Using identical language across categories. Cybersecurity risk and strategic risk have different profiles and different stakeholders. Generic statements like "we have moderate appetite for all risks" provide no decision guidance.

Setting appetite without tolerance thresholds. A statement without thresholds is aspirational, not operational. The threshold is what makes the statement enforceable — it's the line that triggers action when crossed.

Appetite that doesn't match reality. If your documented appetite is "zero appetite for system downtime" but your actual availability is 98.5%, either the statement is wrong or you're chronically in breach. The statement should reflect deliberate strategic choices, not aspirations disconnected from operating reality.

Never updating it. Risk appetite set during a startup phase doesn't fit an enterprise. Risk appetite set before a major acquisition doesn't account for the new risk profile.
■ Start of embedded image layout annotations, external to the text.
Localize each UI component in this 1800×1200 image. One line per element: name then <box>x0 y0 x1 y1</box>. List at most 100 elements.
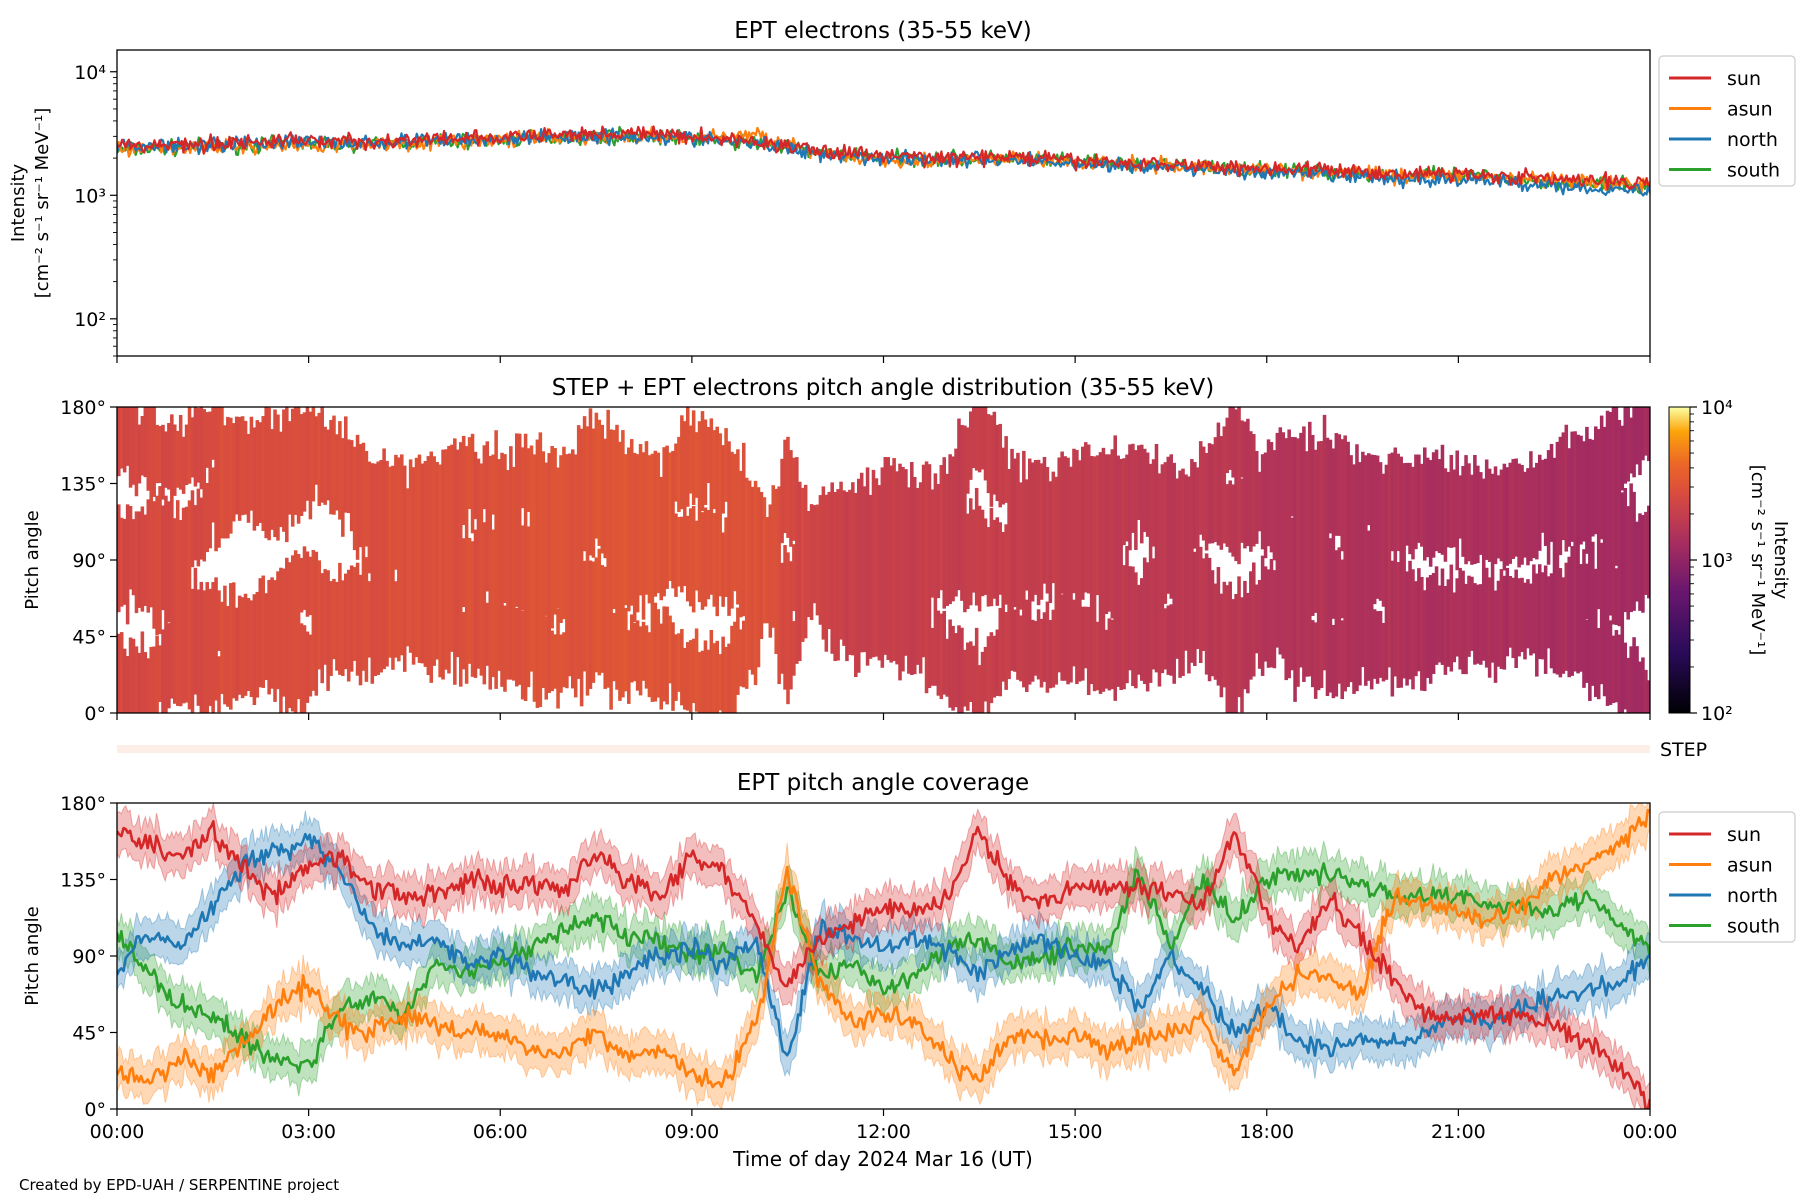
y-tick-label: 180° <box>60 397 106 419</box>
x-tick-label: 18:00 <box>1239 1121 1294 1143</box>
heatmap-cell <box>715 426 720 617</box>
heatmap-cell <box>229 583 233 710</box>
heatmap-cell <box>1635 521 1639 602</box>
heatmap-cell <box>1632 637 1636 713</box>
heatmap-cell <box>1193 462 1197 549</box>
heatmap-cell <box>556 608 560 709</box>
heatmap-cell <box>526 526 531 688</box>
heatmap-cell <box>1543 565 1548 674</box>
heatmap-cell <box>653 602 658 702</box>
heatmap-cell <box>1526 579 1530 649</box>
heatmap-cell <box>1555 441 1560 675</box>
x-tick-label: 21:00 <box>1431 1121 1486 1143</box>
heatmap-cell <box>512 466 516 681</box>
heatmap-cell <box>479 463 484 676</box>
heatmap-cell <box>756 487 761 668</box>
heatmap-cell <box>1558 568 1563 678</box>
heatmap-cell <box>423 460 428 667</box>
heatmap-cell <box>727 643 731 713</box>
heatmap-cell <box>544 616 549 700</box>
heatmap-cell <box>1240 478 1244 543</box>
heatmap-cell <box>158 426 162 484</box>
heatmap-cell <box>1561 577 1566 674</box>
heatmap-cell <box>662 606 666 702</box>
heatmap-cell <box>1608 620 1613 705</box>
heatmap-cell <box>226 605 230 707</box>
heatmap-cell <box>299 414 304 516</box>
panel3-bands <box>117 803 1650 1109</box>
heatmap-cell <box>1461 570 1465 675</box>
heatmap-cell <box>924 461 929 694</box>
heatmap-cell <box>264 593 268 681</box>
heatmap-cell <box>217 590 221 651</box>
heatmap-cell <box>1219 436 1224 550</box>
heatmap-cell <box>438 464 442 678</box>
colorbar-ticks: 10² 10³ 10⁴ <box>1690 397 1733 725</box>
heatmap-cell <box>915 487 920 665</box>
heatmap-cell <box>1340 559 1344 619</box>
heatmap-cell <box>983 518 988 595</box>
heatmap-cell <box>1532 564 1536 654</box>
heatmap-cell <box>143 514 148 606</box>
heatmap-cell <box>688 425 693 494</box>
heatmap-cell <box>1275 432 1280 648</box>
heatmap-cell <box>683 421 687 587</box>
heatmap-cell <box>1617 419 1622 627</box>
heatmap-cell <box>700 411 705 512</box>
heatmap-cell <box>1181 468 1185 676</box>
heatmap-cell <box>703 640 708 713</box>
heatmap-cell <box>1467 463 1471 562</box>
heatmap-cell <box>1352 464 1356 694</box>
heatmap-cell <box>323 569 327 665</box>
heatmap-cell <box>240 597 245 699</box>
heatmap-cell <box>308 634 313 697</box>
heatmap-cell <box>1198 546 1203 664</box>
heatmap-cell <box>1552 457 1557 674</box>
heatmap-cell <box>181 436 186 494</box>
heatmap-cell <box>470 541 475 677</box>
heatmap-cell <box>874 478 879 657</box>
heatmap-cell <box>181 507 186 704</box>
heatmap-cell <box>1207 443 1212 544</box>
heatmap-cell <box>1349 455 1353 683</box>
heatmap-cell <box>131 407 136 485</box>
heatmap-cell <box>1131 443 1135 533</box>
heatmap-cell <box>338 562 342 675</box>
heatmap-cell <box>1104 629 1109 689</box>
heatmap-cell <box>1561 432 1566 541</box>
heatmap-cell <box>1614 568 1619 626</box>
heatmap-cell <box>146 658 151 713</box>
heatmap-cell <box>1343 435 1347 692</box>
heatmap-cell <box>155 424 159 484</box>
heatmap-cell <box>1042 612 1047 682</box>
heatmap-cell <box>600 424 605 554</box>
heatmap-cell <box>1434 566 1439 665</box>
heatmap-cell <box>736 449 740 605</box>
heatmap-cell <box>1234 593 1238 713</box>
heatmap-cell <box>514 433 519 607</box>
heatmap-cell <box>957 418 961 591</box>
heatmap-cell <box>1505 567 1510 657</box>
heatmap-cell <box>739 470 743 618</box>
heatmap-cell <box>1576 434 1580 674</box>
heatmap-cell <box>1019 482 1023 610</box>
heatmap-cell <box>1623 642 1628 710</box>
heatmap-cell <box>1293 437 1297 702</box>
heatmap-cell <box>473 451 478 520</box>
heatmap-cell <box>1408 462 1412 555</box>
y-tick-label: 90° <box>72 550 106 572</box>
heatmap-cell <box>1328 439 1333 534</box>
heatmap-cell <box>918 482 923 674</box>
heatmap-cell <box>167 623 171 709</box>
heatmap-cell <box>736 607 740 695</box>
heatmap-cell <box>290 408 295 527</box>
heatmap-cell <box>1148 463 1153 683</box>
heatmap-cell <box>279 567 283 713</box>
heatmap-cell <box>1446 471 1451 548</box>
heatmap-cell <box>1461 466 1465 557</box>
heatmap-cell <box>1172 462 1176 684</box>
heatmap-cell <box>1075 449 1079 685</box>
panel1-ylabel-line2: [cm⁻² s⁻¹ sr⁻¹ MeV⁻¹] <box>32 108 53 299</box>
heatmap-cell <box>980 407 985 470</box>
heatmap-cell <box>1231 599 1235 713</box>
Review it annually and update it when strategy changes.

Connecting Appetite to the Risk Register

Risk appetite becomes operational when it's linked to your risk register:

• Each risk's residual score should be compared to the applicable appetite category
• Risks above tolerance automatically flag for treatment or escalation
• Risk owners see their risk's position relative to appetite on dashboards
• KRIs linked to appetite thresholds alert when tolerance is being approached

A risk appetite statement that exists in a governance document but isn't reflected in daily risk management decisions provides compliance theater, not risk governance. Pair your statements with Key Risk Indicators to monitor proximity to each threshold in real time.